NATURE: A Hybrid Nano/CMOS Dynamically Reconfigurable System
Abstract:
As CMOS technology approaches its physical limits, a tremendous amount of efforts are being devoted to nanotechnology research in order to enable future technology scaling. Recent progress on nanodevices, such as carbon nanotubes and nanowires, points to promising directions for future circuit design. However, nanofabrication techniques are not yet mature. Implementing nanocircuits on a large scale is still infeasible in the near future. On the other hand, if photo-lithography could be used to implement circuits using these nanodevices, then hybrid nano/CMOS chips could be fabricated immediately.
This talk will present a high-performance reconfigurable system, called NATURE, which utilizes a hybrid of nano RAMs and CMOS logic. Examples of nano RAMs that can be used in NATURE are nanotube RAM, phase-change memory and magnetoresistive RAM. The high density of nano memory allows large-capacity on-chip reconfiguration bit storage and its high performance supports fast access. It enables reconfiguration of each logic block through its associated reconfiguration memory at the cycle level with a small reconfiguration delay (only around hundreds of picoseconds). This means each logic block can be reused to implement different functions every clock cycle. Thus, circuits can be folded into a sequence of logic stages to temporally share the same hardware resources, called logic folding, which saves area proportionately to the circuit logic depth. Logic area reduction also results in a reduced need for a deep interconnect hierarchy and, hence, saves routing area. With only 20% area overhead incurred for nano memories and 10% delay overhead for reconfiguration delay, the fine-grain cycle-level reconfiguration increases logic density by a factor of 27X, and increases the logic block utilization up to 100%. A 10X improvement in area-delay product and 2X power reduction can be obtained compared to traditional FPGA implementations. This means that a million-gate application, which originally requires a Xilinx Virtex-5 that costs thousands of dollars, is now able to be accommodated in Spartan for less than a hundred dollars.

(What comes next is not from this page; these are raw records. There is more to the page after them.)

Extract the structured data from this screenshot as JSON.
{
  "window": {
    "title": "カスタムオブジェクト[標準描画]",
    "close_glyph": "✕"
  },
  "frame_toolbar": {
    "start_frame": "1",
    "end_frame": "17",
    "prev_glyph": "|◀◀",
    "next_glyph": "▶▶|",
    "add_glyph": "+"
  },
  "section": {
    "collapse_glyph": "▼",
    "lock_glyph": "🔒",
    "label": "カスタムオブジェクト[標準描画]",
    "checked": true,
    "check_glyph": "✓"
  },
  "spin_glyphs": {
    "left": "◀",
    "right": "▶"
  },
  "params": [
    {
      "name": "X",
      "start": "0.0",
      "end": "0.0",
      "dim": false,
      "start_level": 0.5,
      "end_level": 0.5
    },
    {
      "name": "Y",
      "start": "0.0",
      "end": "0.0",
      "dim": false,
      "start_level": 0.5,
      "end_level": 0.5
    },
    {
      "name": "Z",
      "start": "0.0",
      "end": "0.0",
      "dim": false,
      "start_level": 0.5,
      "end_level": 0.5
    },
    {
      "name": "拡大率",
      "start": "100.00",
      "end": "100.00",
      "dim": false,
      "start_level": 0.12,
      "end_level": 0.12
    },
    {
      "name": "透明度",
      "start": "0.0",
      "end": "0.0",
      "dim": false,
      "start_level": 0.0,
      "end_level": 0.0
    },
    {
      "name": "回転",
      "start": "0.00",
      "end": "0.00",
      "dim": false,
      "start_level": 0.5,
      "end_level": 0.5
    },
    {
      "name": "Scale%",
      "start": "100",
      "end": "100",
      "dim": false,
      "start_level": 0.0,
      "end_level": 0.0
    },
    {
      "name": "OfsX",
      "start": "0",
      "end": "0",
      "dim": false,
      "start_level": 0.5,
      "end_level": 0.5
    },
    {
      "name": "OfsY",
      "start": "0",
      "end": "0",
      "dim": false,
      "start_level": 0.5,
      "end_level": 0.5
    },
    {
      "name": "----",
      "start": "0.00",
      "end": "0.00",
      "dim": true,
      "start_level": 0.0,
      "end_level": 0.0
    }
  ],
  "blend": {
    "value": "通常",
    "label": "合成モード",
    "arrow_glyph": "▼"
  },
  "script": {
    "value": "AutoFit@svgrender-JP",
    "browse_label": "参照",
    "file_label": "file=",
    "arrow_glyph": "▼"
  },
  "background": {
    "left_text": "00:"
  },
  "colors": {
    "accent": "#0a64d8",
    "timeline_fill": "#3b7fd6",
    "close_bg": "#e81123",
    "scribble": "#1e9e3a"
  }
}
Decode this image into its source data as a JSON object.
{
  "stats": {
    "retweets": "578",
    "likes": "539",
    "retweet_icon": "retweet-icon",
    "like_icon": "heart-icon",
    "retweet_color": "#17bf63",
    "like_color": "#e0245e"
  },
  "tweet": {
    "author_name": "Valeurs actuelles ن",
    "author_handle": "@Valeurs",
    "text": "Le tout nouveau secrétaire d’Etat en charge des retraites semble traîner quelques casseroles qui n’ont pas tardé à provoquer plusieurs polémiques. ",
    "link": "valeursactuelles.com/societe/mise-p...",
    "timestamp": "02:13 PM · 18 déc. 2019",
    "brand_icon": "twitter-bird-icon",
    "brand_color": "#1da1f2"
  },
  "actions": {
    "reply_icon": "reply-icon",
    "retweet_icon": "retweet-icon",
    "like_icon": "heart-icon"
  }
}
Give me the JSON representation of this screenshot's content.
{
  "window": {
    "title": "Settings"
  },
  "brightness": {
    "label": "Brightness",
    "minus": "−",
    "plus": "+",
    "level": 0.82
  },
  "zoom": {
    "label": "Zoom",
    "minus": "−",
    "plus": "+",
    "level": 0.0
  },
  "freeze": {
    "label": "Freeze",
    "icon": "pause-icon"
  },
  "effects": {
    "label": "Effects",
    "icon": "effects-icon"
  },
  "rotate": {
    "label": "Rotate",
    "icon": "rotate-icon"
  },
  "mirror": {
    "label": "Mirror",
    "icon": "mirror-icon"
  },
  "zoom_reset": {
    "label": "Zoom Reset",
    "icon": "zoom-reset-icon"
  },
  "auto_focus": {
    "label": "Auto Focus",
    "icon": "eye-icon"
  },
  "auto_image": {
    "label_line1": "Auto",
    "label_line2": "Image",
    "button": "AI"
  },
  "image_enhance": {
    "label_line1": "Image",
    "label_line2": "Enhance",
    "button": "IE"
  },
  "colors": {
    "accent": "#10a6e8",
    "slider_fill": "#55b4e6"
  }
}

An integrated design and optimization platform for NATURE, called NanoMap, will also be presented in this talk. The platform fully facilitates logic folding and automatically maps and evaluates a specific design in the cycle-level reconfigurable architecture. NanoMap conducts design optimization from the register-transfer level (RTL) or gate level down to the physical level using novel mapping methodologies. Given a design, it automatically explores and identifies the best temporal logic folding configuration, targeting user-defined area/delay optimization objectives, and implements the design through several steps including logic mapping, temporal clustering, temporal placement, and routing. During logic mapping, a force-directed scheduling technique is used to balance resource usage across different clock cycles, minimize overall resource usage, and optimize performance under constraints. The following steps consider resource sharing and temporal data storage across clock cycles during clustering, placement, and routing. NanoMap grants the designer superior flexibility to perform area-delay trade-offs and satisfy various requirements through using different logic folding configurations for one application.